On the other hand, Movidius’s new chips do not need a lot of power to run. Without help from servers, they can do complex computations right on the device they are in, which may be able to bring AI to smartphones and tablets, and even robots and drones one day. In a video released by the two companies, Blaise Aguera y Arcas, Google’s machine intelligence research head, said “Instead of us adapting to computers and having to learn their language, computers are becoming more and more intelligent in the sense that they adapt to us.” As part of the new partnership, Google will license Movidius’ chips, and aid the company with its technology. Google wasn’t available immediately to provide information on how it hopes to use Movidius’s chips. However, there could soon be a Movidius-powered Android device that uses its camera not only to see and record, but to make sense of the world, just like humans do, considering smartphones are one of its few consumer products.

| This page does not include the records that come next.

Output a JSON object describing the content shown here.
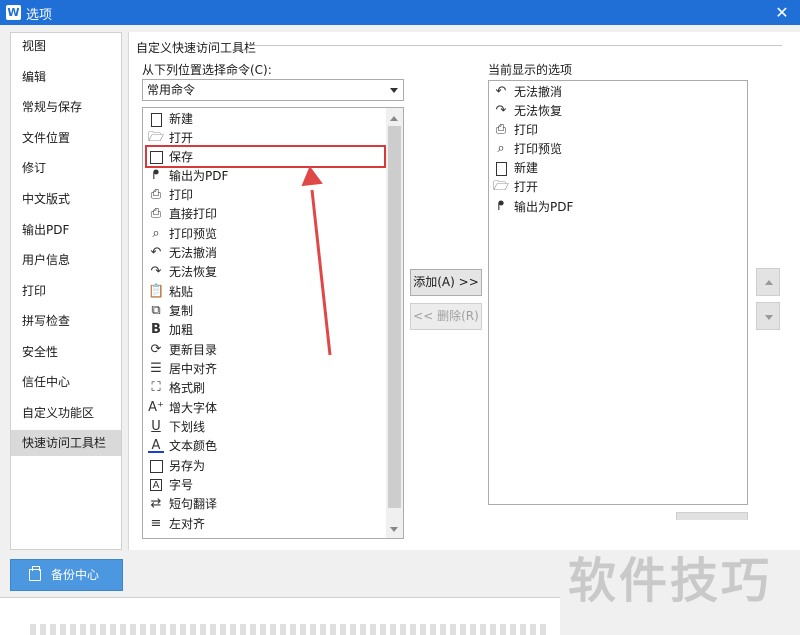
{
  "window": {
    "title": "选项",
    "app_icon_glyph": "W",
    "close_glyph": "✕"
  },
  "sidebar": {
    "items": [
      {
        "label": "视图"
      },
      {
        "label": "编辑"
      },
      {
        "label": "常规与保存"
      },
      {
        "label": "文件位置"
      },
      {
        "label": "修订"
      },
      {
        "label": "中文版式"
      },
      {
        "label": "输出PDF"
      },
      {
        "label": "用户信息"
      },
      {
        "label": "打印"
      },
      {
        "label": "拼写检查"
      },
      {
        "label": "安全性"
      },
      {
        "label": "信任中心"
      },
      {
        "label": "自定义功能区"
      },
      {
        "label": "快速访问工具栏",
        "active": true
      }
    ],
    "backup_label": "备份中心"
  },
  "main": {
    "group_title": "自定义快速访问工具栏",
    "choose_label": "从下列位置选择命令(C):",
    "dropdown_value": "常用命令",
    "commands": [
      {
        "label": "新建",
        "icon": "new-doc-icon"
      },
      {
        "label": "打开",
        "icon": "folder-icon"
      },
      {
        "label": "保存",
        "icon": "save-icon",
        "highlighted": true
      },
      {
        "label": "输出为PDF",
        "icon": "pdf-icon"
      },
      {
        "label": "打印",
        "icon": "print-icon"
      },
      {
        "label": "直接打印",
        "icon": "direct-print-icon"
      },
      {
        "label": "打印预览",
        "icon": "print-preview-icon"
      },
      {
        "label": "无法撤消",
        "icon": "undo-icon"
      },
      {
        "label": "无法恢复",
        "icon": "redo-icon"
      },
      {
        "label": "粘贴",
        "icon": "paste-icon"
      },
      {
        "label": "复制",
        "icon": "copy-icon"
      },
      {
        "label": "加粗",
        "icon": "bold-icon"
      },
      {
        "label": "更新目录",
        "icon": "update-toc-icon"
      },
      {
        "label": "居中对齐",
        "icon": "align-center-icon"
      },
      {
        "label": "格式刷",
        "icon": "format-painter-icon"
      },
      {
        "label": "增大字体",
        "icon": "grow-font-icon"
      },
      {
        "label": "下划线",
        "icon": "underline-icon"
      },
      {
        "label": "文本颜色",
        "icon": "font-color-icon"
      },
      {
        "label": "另存为",
        "icon": "save-as-icon"
      },
      {
        "label": "字号",
        "icon": "font-size-icon"
      },
      {
        "label": "短句翻译",
        "icon": "translate-icon"
      },
      {
        "label": "左对齐",
        "icon": "align-left-icon"
      }
    ],
    "add_button": "添加(A) >>",
    "remove_button": "<< 删除(R)",
    "current_label": "当前显示的选项",
    "current_items": [
      {
        "label": "无法撤消",
        "icon": "undo-icon"
      },
      {
        "label": "无法恢复",
        "icon": "redo-icon"
      },
      {
        "label": "打印",
        "icon": "print-icon"
      },
      {
        "label": "打印预览",
        "icon": "print-preview-icon"
      },
      {
        "label": "新建",
        "icon": "new-doc-icon"
      },
      {
        "label": "打开",
        "icon": "folder-icon"
      },
      {
        "label": "输出为PDF",
        "icon": "pdf-icon"
      }
    ]
  },
  "watermark": "软件技巧",
  "colors": {
    "titlebar": "#1f6fd6",
    "highlight_box": "#d63a3a",
    "annotation_arrow": "#e04848",
    "backup_button": "#4c98e0"
  }
}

The first smartphone that could see the world was introduced by Lenovo at last month’s Consumer Electronics Show, which is the product of a partnership with Google’s larger computer vision commercialization project, called Project Tango. This phone would be able measure exactly how big an object is by eyeballing it, or tell you exactly where something is in a supermarket by connecting to the supermarket’s database. Still others are looking for ways to include this low-power computer vision tech into robots. We have hope that Google and Movidius’s association very soon make robots that can do much more than rolling into walls or vacuum the floor.